Today, we know that CRM wasn’t the cure-all it was touted to be back in those heady days. The first clue I got about the gradual demise of CRM mania was the calendar quarter during which more CRM software was installed than was shipped. How could that happen? Shelf-ware. Lots of CRM disciples bought lots of CRM software then didn’t know what to do with it. Consequently, there was lots of CRM software sitting on lots of shelves and I guess people in those companies, probably from the finance side, noticed the software sitting dormant on the shelf and decided they should install it and try to get their money’s worth. That’s how you get more software installed than was shipped in a given period of time.
Today, CRM has taken a less frenzied and decidedly more dignified position in the contact center industry. The popularity of cloud-based CRM, however, has spurned what Cicero’s Garner terms CRM 2.0. While the CRM of today is definitely superior to the CRM of 15 years ago, it still doesn’t solve all of a contact center’s problems. There are productivity gaps that you just can’t CRM away.

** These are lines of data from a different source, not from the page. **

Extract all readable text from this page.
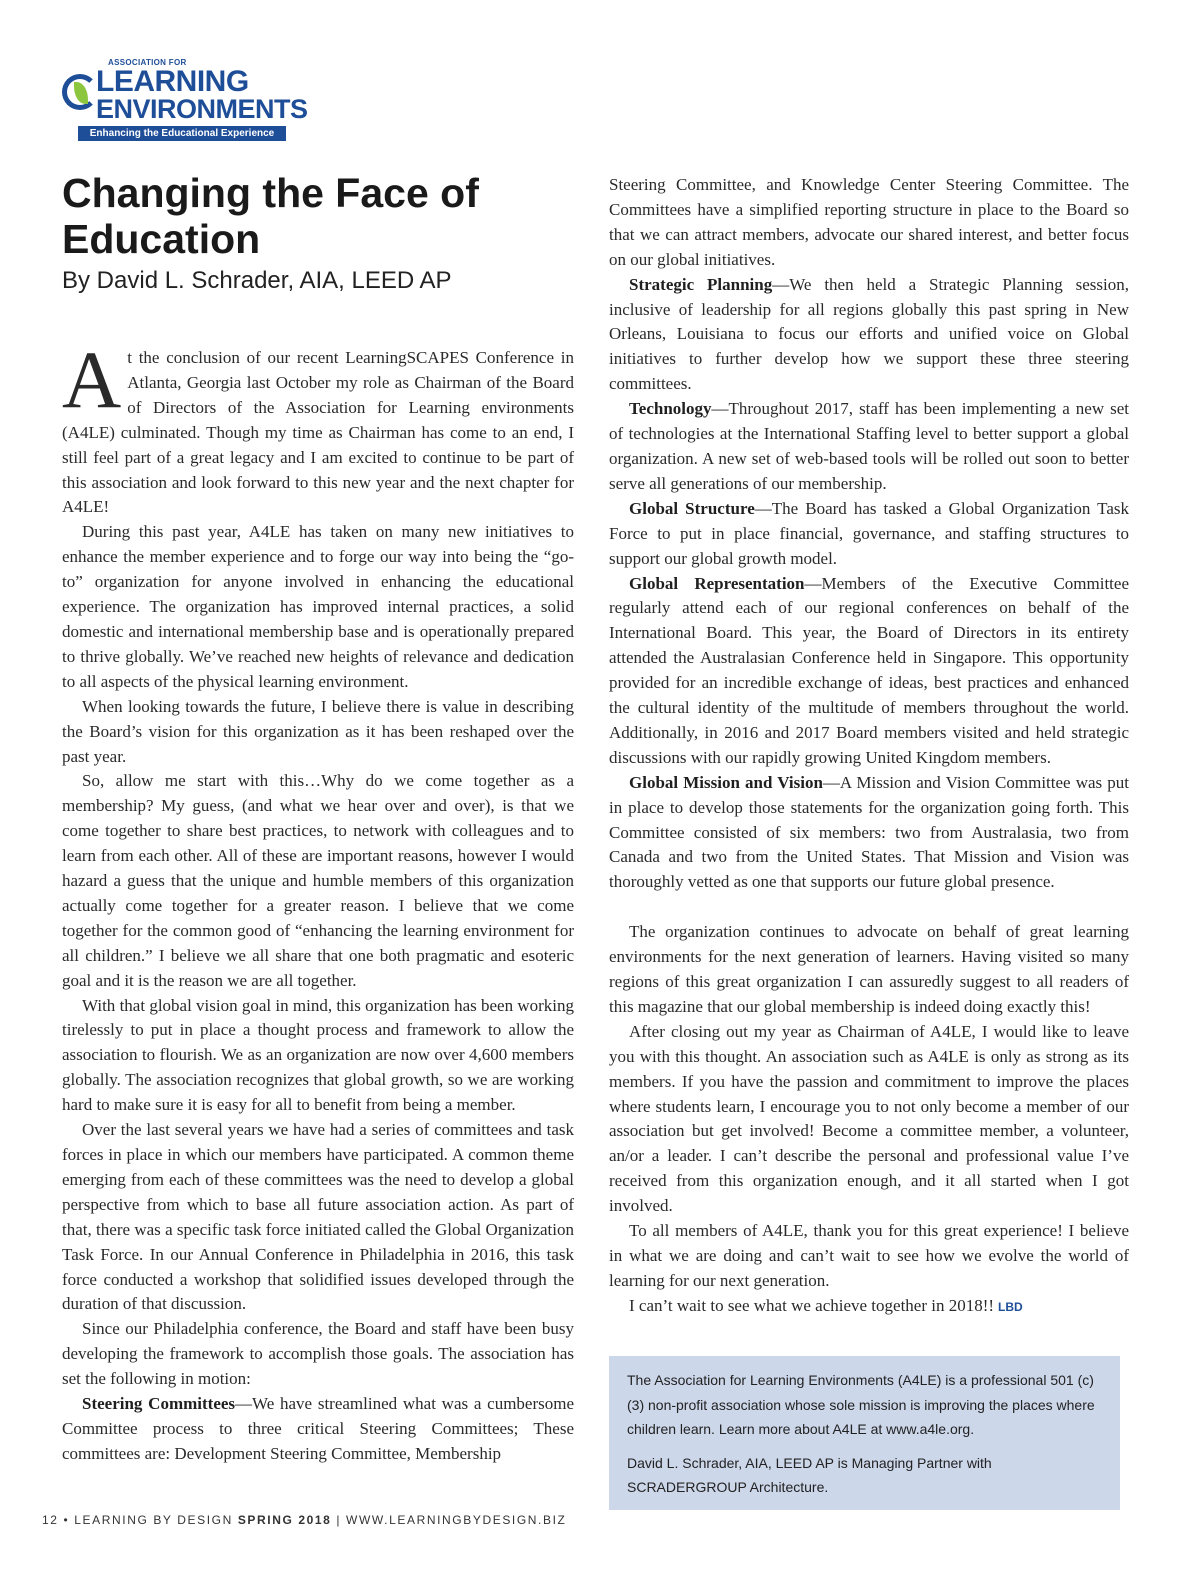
ASSOCIATION FOR
LEARNING
ENVIRONMENTS
Enhancing the Educational Experience
Changing the Face of Education

By David L. Schrader, AIA, LEED AP

At the conclusion of our recent LearningSCAPES Conference in Atlanta, Georgia last October my role as Chairman of the Board of Directors of the Association for Learning environments (A4LE) culminated. Though my time as Chairman has come to an end, I still feel part of a great legacy and I am excited to continue to be part of this association and look forward to this new year and the next chapter for A4LE!

During this past year, A4LE has taken on many new initiatives to enhance the member experience and to forge our way into being the “go-to” organization for anyone involved in enhancing the educational experience. The organization has improved internal practices, a solid domestic and international membership base and is operationally prepared to thrive globally. We’ve reached new heights of relevance and dedication to all aspects of the physical learning environment.

When looking towards the future, I believe there is value in describing the Board’s vision for this organization as it has been reshaped over the past year.

So, allow me start with this…Why do we come together as a membership? My guess, (and what we hear over and over), is that we come together to share best practices, to network with colleagues and to learn from each other. All of these are important reasons, however I would hazard a guess that the unique and humble members of this organization actually come together for a greater reason. I believe that we come together for the common good of “enhancing the learning environment for all children.” I believe we all share that one both pragmatic and esoteric goal and it is the reason we are all together.

With that global vision goal in mind, this organization has been working tirelessly to put in place a thought process and framework to allow the association to flourish. We as an organization are now over 4,600 members globally. The association recognizes that global growth, so we are working hard to make sure it is easy for all to benefit from being a member.

Over the last several years we have had a series of committees and task forces in place in which our members have participated. A common theme emerging from each of these committees was the need to develop a global perspective from which to base all future association action. As part of that, there was a specific task force initiated called the Global Organization Task Force. In our Annual Conference in Philadelphia in 2016, this task force conducted a workshop that solidified issues developed through the duration of that discussion.

Since our Philadelphia conference, the Board and staff have been busy developing the framework to accomplish those goals. The association has set the following in motion:

Steering Committees—We have streamlined what was a cumbersome Committee process to three critical Steering Committees; These committees are: Development Steering Committee, Membership

Steering Committee, and Knowledge Center Steering Committee. The Committees have a simplified reporting structure in place to the Board so that we can attract members, advocate our shared interest, and better focus on our global initiatives.

Strategic Planning—We then held a Strategic Planning session, inclusive of leadership for all regions globally this past spring in New Orleans, Louisiana to focus our efforts and unified voice on Global initiatives to further develop how we support these three steering committees.

Technology—Throughout 2017, staff has been implementing a new set of technologies at the International Staffing level to better support a global organization. A new set of web-based tools will be rolled out soon to better serve all generations of our membership.

Global Structure—The Board has tasked a Global Organization Task Force to put in place financial, governance, and staffing structures to support our global growth model.

Global Representation—Members of the Executive Committee regularly attend each of our regional conferences on behalf of the International Board. This year, the Board of Directors in its entirety attended the Australasian Conference held in Singapore. This opportunity provided for an incredible exchange of ideas, best practices and enhanced the cultural identity of the multitude of members throughout the world. Additionally, in 2016 and 2017 Board members visited and held strategic discussions with our rapidly growing United Kingdom members.

Global Mission and Vision—A Mission and Vision Committee was put in place to develop those statements for the organization going forth. This Committee consisted of six members: two from Australasia, two from Canada and two from the United States. That Mission and Vision was thoroughly vetted as one that supports our future global presence.

The organization continues to advocate on behalf of great learning environments for the next generation of learners. Having visited so many regions of this great organization I can assuredly suggest to all readers of this magazine that our global membership is indeed doing exactly this!

After closing out my year as Chairman of A4LE, I would like to leave you with this thought. An association such as A4LE is only as strong as its members. If you have the passion and commitment to improve the places where students learn, I encourage you to not only become a member of our association but get involved! Become a committee member, a volunteer, an/or a leader. I can’t describe the personal and professional value I’ve received from this organization enough, and it all started when I got involved.

To all members of A4LE, thank you for this great experience! I believe in what we are doing and can’t wait to see how we evolve the world of learning for our next generation.

I can’t wait to see what we achieve together in 2018!! LBD

The Association for Learning Environments (A4LE) is a professional 501 (c)(3) non-profit association whose sole mission is improving the places where children learn. Learn more about A4LE at www.a4le.org.

David L. Schrader, AIA, LEED AP is Managing Partner with SCRADERGROUP Architecture.

12 • LEARNING BY DESIGN SPRING 2018 | WWW.LEARNINGBYDESIGN.BIZ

According to Garner, “Contact center agents still have to work with three, five, 10 or more servicing apps, including an on-premise or cloud CRM system. There are still too many possible points of failure for agents, where steps or even whole tasks span multiple applications. We should be focusing on how work is performed within and across all applications, how it impacts customer service, and then focus on making the right type of improvement.”
The agent desktop or workstation is a center of customer service activity that has been garnering increased interest by the industry over the past year or two. According to the results of the most recent survey of end-users conducted by Saddletree Research in conjunction with the National Association of Call Centers (NACC) at The University of Southern Mississippi, 19% of respondents intend to replace their existing agent desktop software or evaluate desktop software for initial purchase during 2015. Another 4% of respondents have already funded desktop software for purchase in 2015. In terms of real numbers, that’s over 16,000 U.S. contact centers that have decided to invest in the agent desktop this year. This is what we CRM analysts, past and present, call a trend.
“No one has three years to wait for a productivity lift based on hoped-for APIs or enhancements to the CRM or knowledge base applications sitting on the agent desktop,” Garner added. “If you can truly collect empirical data about how work happens, you can make the right choices about your agent desktops such as improving training, changing technologies and automating processes.”
As much as I, and the thousands of other CRM analysts in the industry 15 years ago, loved CRM software, we know now that it was not the cure-all for productivity and customer service challenges. You couldn’t then, and you can’t now, CRM your problems away. There are, however, areas of past neglect that are starting to get the attention they deserve. The agent workstation is a good example. Now, if only we could get agent workstations in Blueberry Blue and Cherry Red the contact center world would be perfect.